Koran Sulindo – Istilah “Belanda Hitam” (zwarte Nederlander) merujuk pada tentara Belanda yang terdiri dari orang Afrika berkulit hitam yang direkrut untuk dinas ketentaraan di Hindia-Belanda. Pasukan ini memiliki sejarah panjang dan unik yang mencerminkan interaksi kompleks antara Belanda dan Afrika pada abad ke-19.

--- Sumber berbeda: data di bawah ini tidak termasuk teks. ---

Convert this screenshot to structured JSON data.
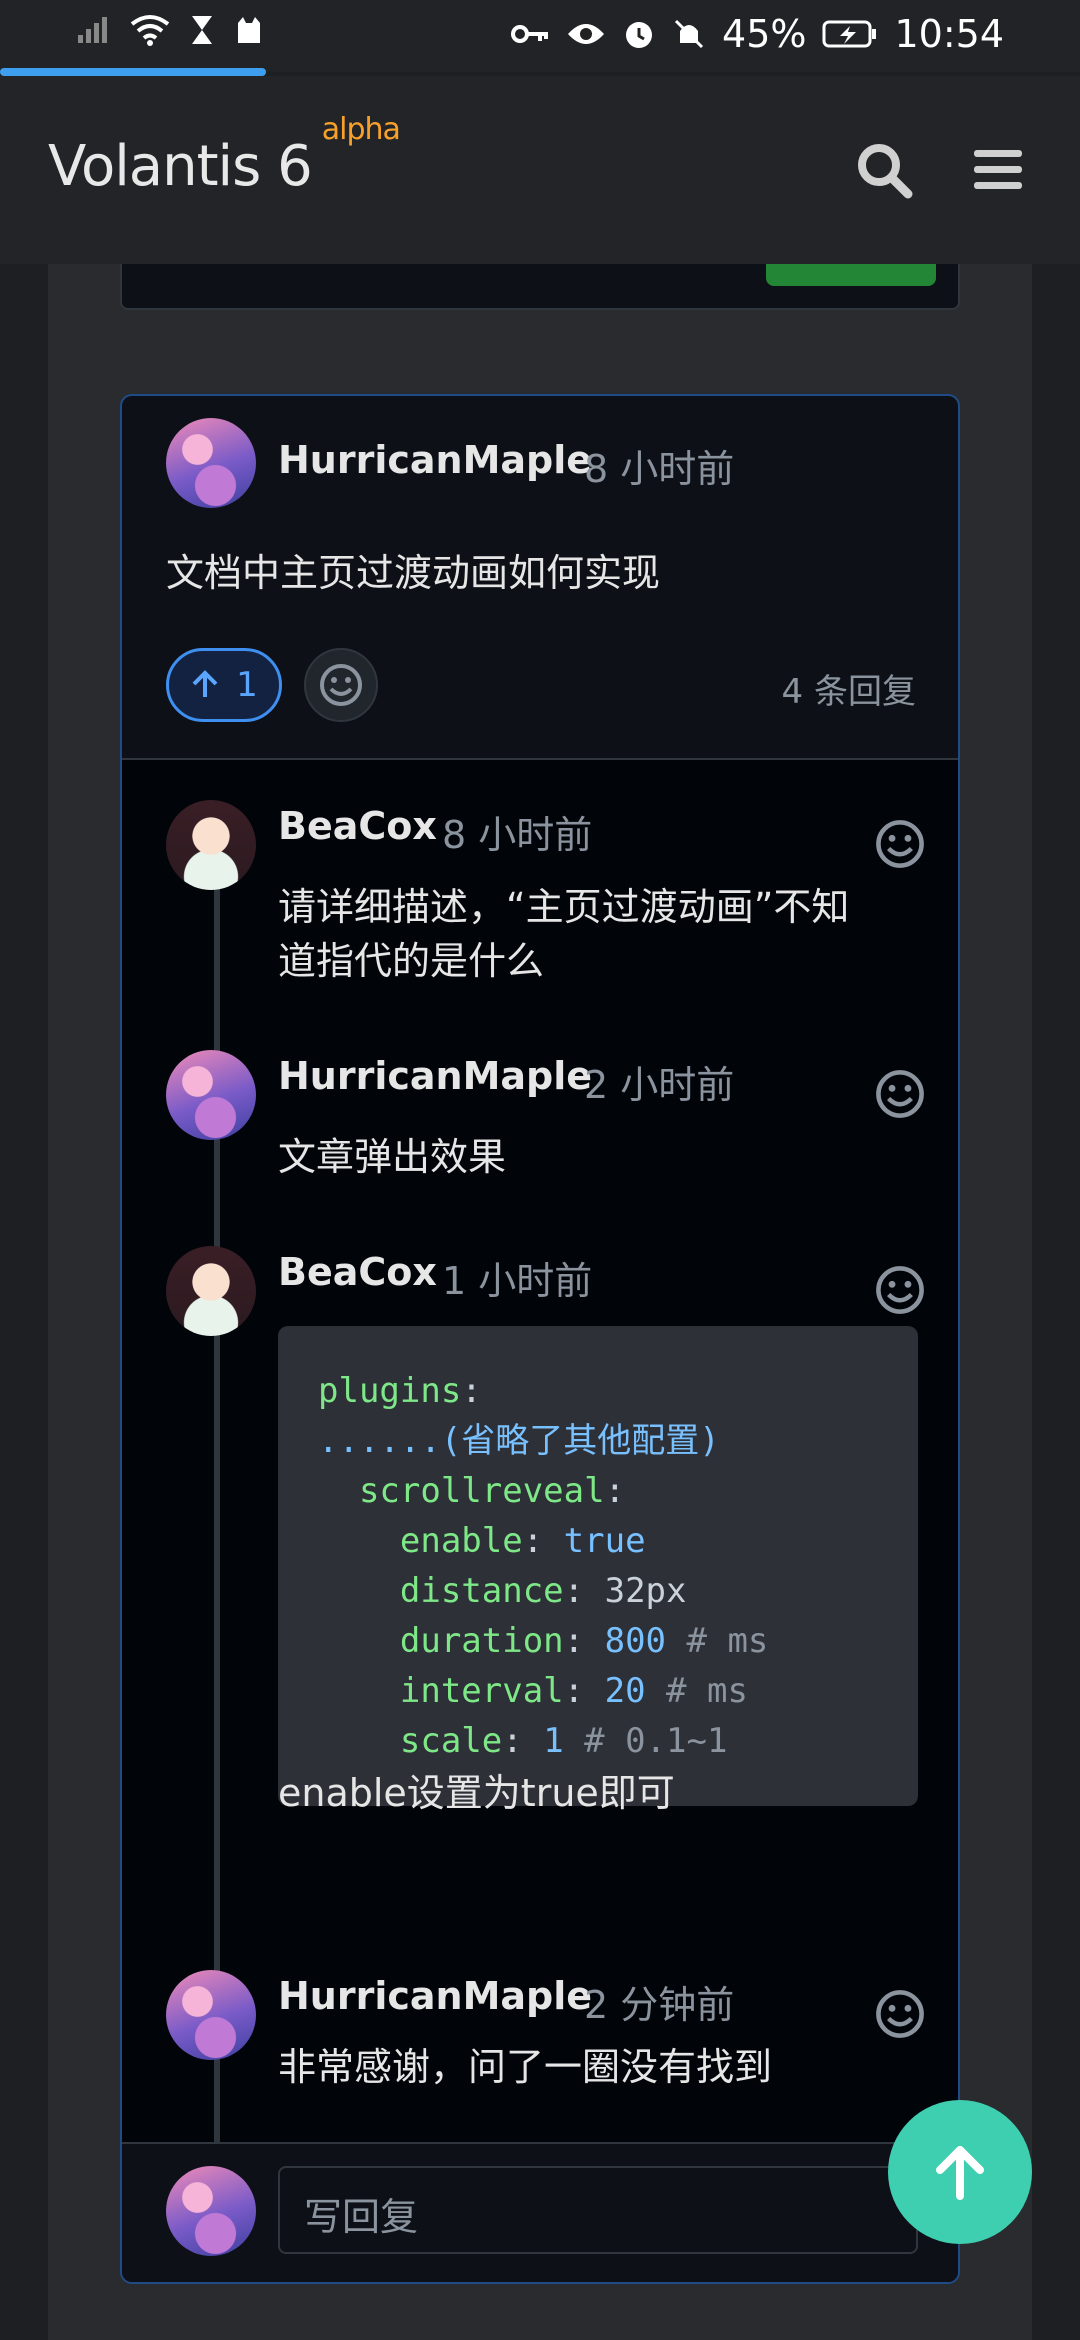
{
  "status": {
    "battery": "45%",
    "time": "10:54"
  },
  "header": {
    "brand": "Volantis 6",
    "badge": "alpha"
  },
  "topic": {
    "author": "HurricanMaple",
    "time": "8 小时前",
    "title": "文档中主页过渡动画如何实现",
    "upvotes": "1",
    "reply_count": "4 条回复"
  },
  "replies": [
    {
      "author": "BeaCox",
      "time": "8 小时前",
      "text_line1": "请详细描述，“主页过渡动画”不知",
      "text_line2": "道指代的是什么"
    },
    {
      "author": "HurricanMaple",
      "time": "2 小时前",
      "text": "文章弹出效果"
    },
    {
      "author": "BeaCox",
      "time": "1 小时前",
      "after_code": "enable设置为true即可"
    },
    {
      "author": "HurricanMaple",
      "time": "2 分钟前",
      "text": "非常感谢，问了一圈没有找到"
    }
  ],
  "code": {
    "l1": "plugins",
    "l2": "......(省略了其他配置)",
    "l3": "scrollreveal",
    "enable_key": "enable",
    "enable_val": "true",
    "distance_key": "distance",
    "distance_val": "32px",
    "duration_key": "duration",
    "duration_val": "800",
    "duration_cmt": "# ms",
    "interval_key": "interval",
    "interval_val": "20",
    "interval_cmt": "# ms",
    "scale_key": "scale",
    "scale_val": "1",
    "scale_cmt": "# 0.1~1"
  },
  "reply_box": {
    "placeholder": "写回复"
  },
  "icons": [
    "signal-icon",
    "wifi-icon",
    "hourglass-icon",
    "cat-icon",
    "key-icon",
    "eye-icon",
    "alarm-icon",
    "mute-icon",
    "battery-icon",
    "search-icon",
    "menu-icon",
    "arrow-up-icon",
    "smiley-icon"
  ]
}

Sejak tahun 1830, Belanda mulai merekrut tentara dari Afrika Barat, terutama dari wilayah yang kini dikenal sebagai Ghana dan Burkina Faso. Proses rekrutmen ini dilakukan di Gold Coast melalui St George d’Elmina, di mana Belanda membeli budak-budak dari Raja Ashanti dengan harga f 100,- per kepala.
Mereka kemudian dibawa ke Hindia-Belanda untuk dijadikan serdadu dalam Koninklijk Nederlandsch-Indisch Leger (KNIL), angkatan bersenjata kolonial Belanda di Indonesia.

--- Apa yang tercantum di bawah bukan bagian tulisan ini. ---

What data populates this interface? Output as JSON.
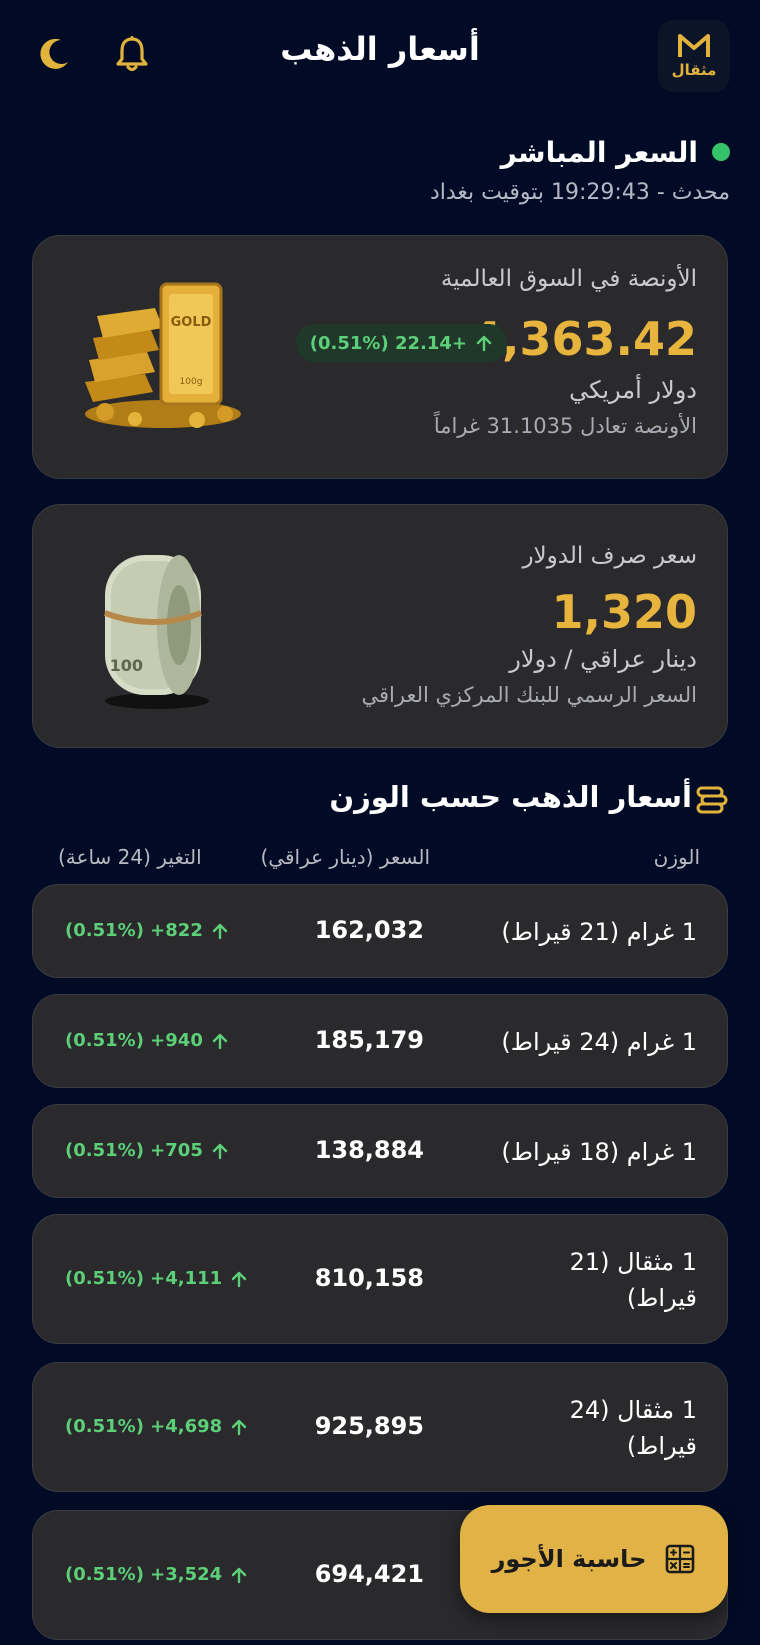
{
  "header": {
    "title": "أسعار الذهب",
    "logo_text": "مثقال",
    "bell_icon": "bell-icon",
    "moon_icon": "moon-icon"
  },
  "live": {
    "title": "السعر المباشر",
    "updated": "محدث - 19:29:43 بتوقيت بغداد",
    "dot_color": "#35c26a"
  },
  "ounce_card": {
    "label": "الأونصة في السوق العالمية",
    "price": "4,363.42",
    "change": "+22.14 (0.51%)",
    "currency": "دولار أمريكي",
    "note": "الأونصة تعادل 31.1035 غراماً"
  },
  "usd_card": {
    "label": "سعر صرف الدولار",
    "price": "1,320",
    "unit": "دينار عراقي / دولار",
    "note": "السعر الرسمي للبنك المركزي العراقي"
  },
  "weights": {
    "title": "أسعار الذهب حسب الوزن",
    "col_weight": "الوزن",
    "col_price": "السعر (دينار عراقي)",
    "col_change": "التغير (24 ساعة)",
    "rows": [
      {
        "weight": "1 غرام (21 قيراط)",
        "price": "162,032",
        "change": "822+ (0.51%)"
      },
      {
        "weight": "1 غرام (24 قيراط)",
        "price": "185,179",
        "change": "940+ (0.51%)"
      },
      {
        "weight": "1 غرام (18 قيراط)",
        "price": "138,884",
        "change": "705+ (0.51%)"
      },
      {
        "weight": "1 مثقال (21 قيراط)",
        "price": "810,158",
        "change": "4,111+ (0.51%)"
      },
      {
        "weight": "1 مثقال (24 قيراط)",
        "price": "925,895",
        "change": "4,698+ (0.51%)"
      },
      {
        "weight": "",
        "price": "694,421",
        "change": "3,524+ (0.51%)"
      }
    ]
  },
  "fab": {
    "label": "حاسبة الأجور",
    "icon": "calculator-icon"
  },
  "colors": {
    "background": "#020b25",
    "card": "#2a2a2d",
    "gold": "#e7b43e",
    "positive": "#5ccf78"
  }
}
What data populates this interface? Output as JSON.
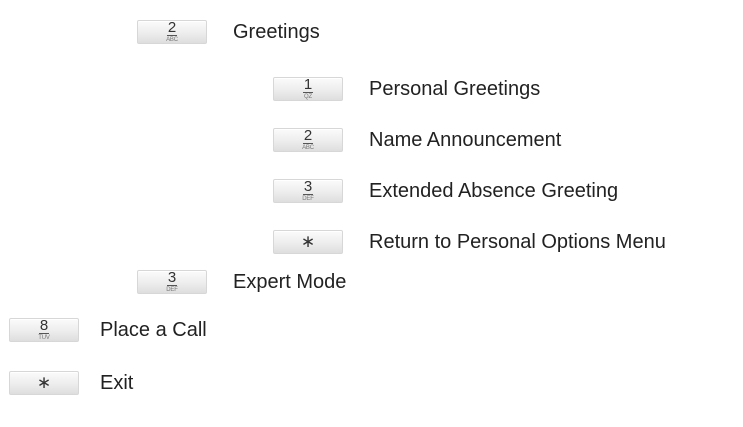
{
  "menu": {
    "greetings": {
      "key_digit": "2",
      "key_letters": "ABC",
      "label": "Greetings"
    },
    "personal_greetings": {
      "key_digit": "1",
      "key_letters": "QZ",
      "label": "Personal Greetings"
    },
    "name_announcement": {
      "key_digit": "2",
      "key_letters": "ABC",
      "label": "Name Announcement"
    },
    "extended_absence": {
      "key_digit": "3",
      "key_letters": "DEF",
      "label": "Extended Absence Greeting"
    },
    "return_personal_options": {
      "key_symbol": "∗",
      "label": "Return to Personal Options Menu"
    },
    "expert_mode": {
      "key_digit": "3",
      "key_letters": "DEF",
      "label": "Expert Mode"
    },
    "place_call": {
      "key_digit": "8",
      "key_letters": "TUV",
      "label": "Place a Call"
    },
    "exit": {
      "key_symbol": "∗",
      "label": "Exit"
    }
  }
}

Sebanyak 3.085 pria Afrika direkrut oleh Belanda hingga tahun 1872 dan dikontrak untuk melayani selama 12 tahun atau lebih. Menurut Nationaliteitsregelingen (Peraturan Kewarganegaraan) yang berlaku saat itu, mereka diberi status sebagai warga negara Belanda, yang menyebabkan mereka disebut “Belanda Hitam”.
Meski dihadapkan pada kondisi yang berbeda dari tanah asal mereka, para prajurit Afrika ini terbukti tangguh dan mampu menyesuaikan diri dengan iklim Indonesia, bahkan menjadi tentara yang dihargai oleh Belanda.
Sebagian besar dari mereka ditempatkan di Purworejo, Jawa Tengah, di mana mereka hidup dan bertugas. Mereka juga diberi bayaran yang setara dengan tentara Belanda lainnya, meski harus mencicil uang tebusan sebesar f 100,- dari gaji mereka.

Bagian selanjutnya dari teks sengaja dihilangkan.